Gorzów. Miasto wybrało firmę, która naprawi zapadającą się skarpę nad Wartą
Naprawa będzie jeszcze przed wakacjami, a kosztować ma prawie 122 tys. zł. Gorzowski magistrat wybrał firmę, która naprawi zapadającą się skarpę przy moście Staromiejskim.
Gorzowscy urzędnicy wybrali firmę, która zajmie się skarpą przy moście od strony Zawarcia. Osuwającą i zapadająca się skarpę naprawi firma Chećko z Gorzowa. Spośród dwóch firm, które były zainteresowane naprawą, firma Jacka Chećki zaproponowała najniższą ofertę. Wynosi ona 121 770 zł.
- Aktualnie trwają przygotowania do podpisania umowy - mówi Wiesław Ciepiela, rzecznik urzędu miasta.

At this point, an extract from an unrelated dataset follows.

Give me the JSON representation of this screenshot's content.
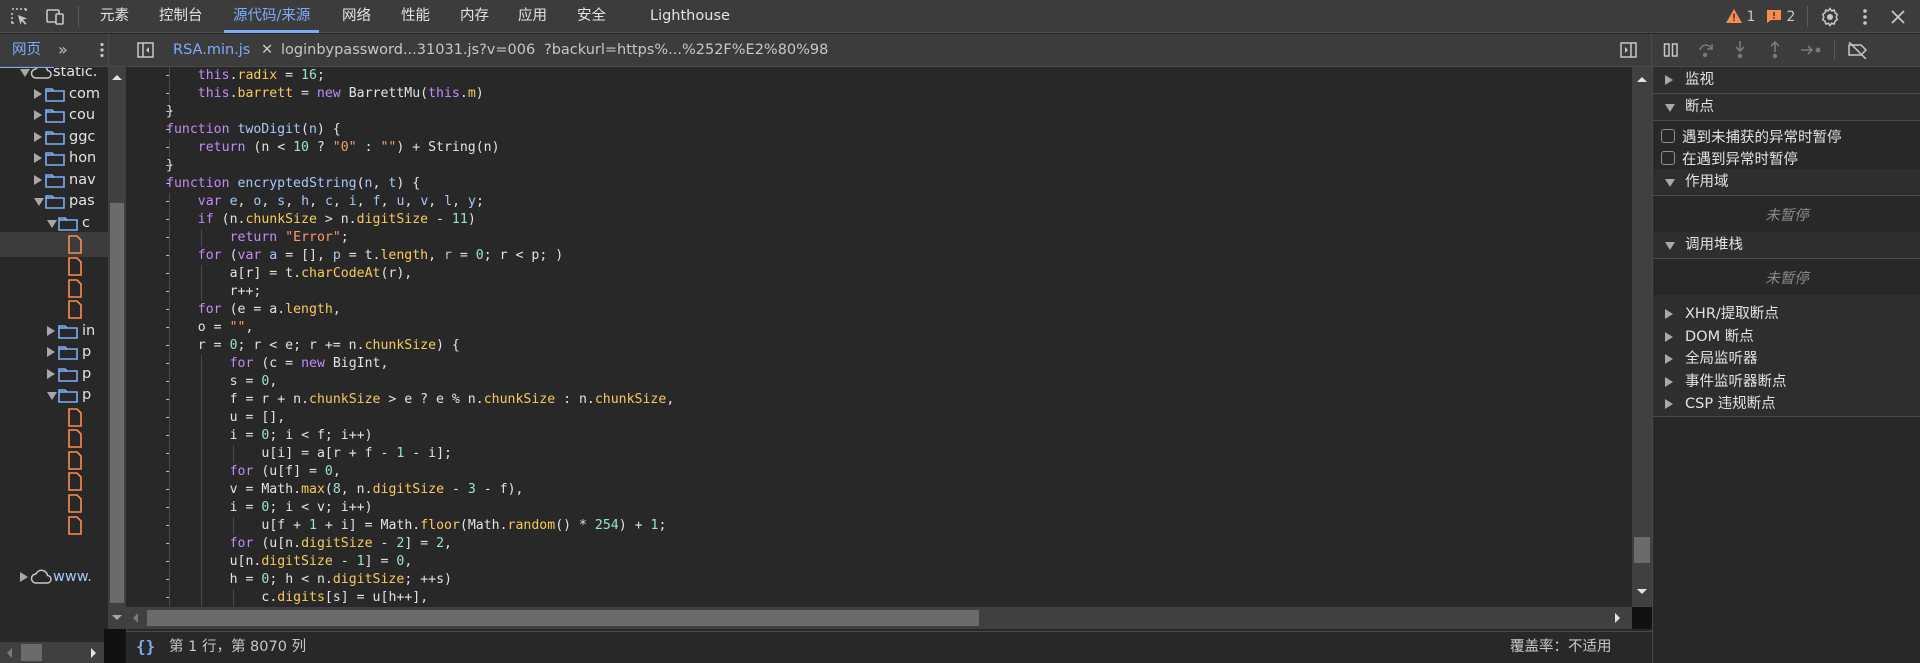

Wykonawca został wybrany w trakcie drugiego postępowania. Urząd zrobił to w ramach tzw. zapytania ofertowego.
Problemy ze skarpą zauważył Czytelnik
O zapadającej się skarpie portale gorzowwielkopolski.naszemiasto.pl i gazetalubuska.pl pisały jako pierwsze na początku marca tego roku. Na osuwające się kostki ze skarpy oraz to, że nabrzeże wygląda jakby się zapadało, zwrócił uwagę nasz Czytelnik. Gdy sprawę zgłosiliśmy urzędnikom, rzecznik miasta zapowiadał: - Skarpę umocnimy jeszcze w tym roku. Rozebrane zostanie obrukowanie, zostanie przygotowana nowa podbudowa betonowa, a na niej ponownie zostanie ułożony brukowiec - mówił.
Most Staromiejski ma dopiero 14 lat
O tym, że coś niedobrego dzieje się ze skarpą, można było zauważyć już wiele lat temu. Most Staromiejski, który łączy oba brzegi Warty został zbudowany w latach 2006-2007. W trakcie tamtej inwestycji, przed położeniem przęseł, po obu stronach wybudowano przyczółki. Podwyższono też i poszerzono filary. Kilka lat po oddaniu mostu do użytku pojawiły się zmiany na chodniku. W okolicy zejścia z mostu w ul. Fabryczną płyty chodnikowe zaczęły opadać w stronę ronda z dominantą. Dziś chodnik osuwa się także w stronę Warty.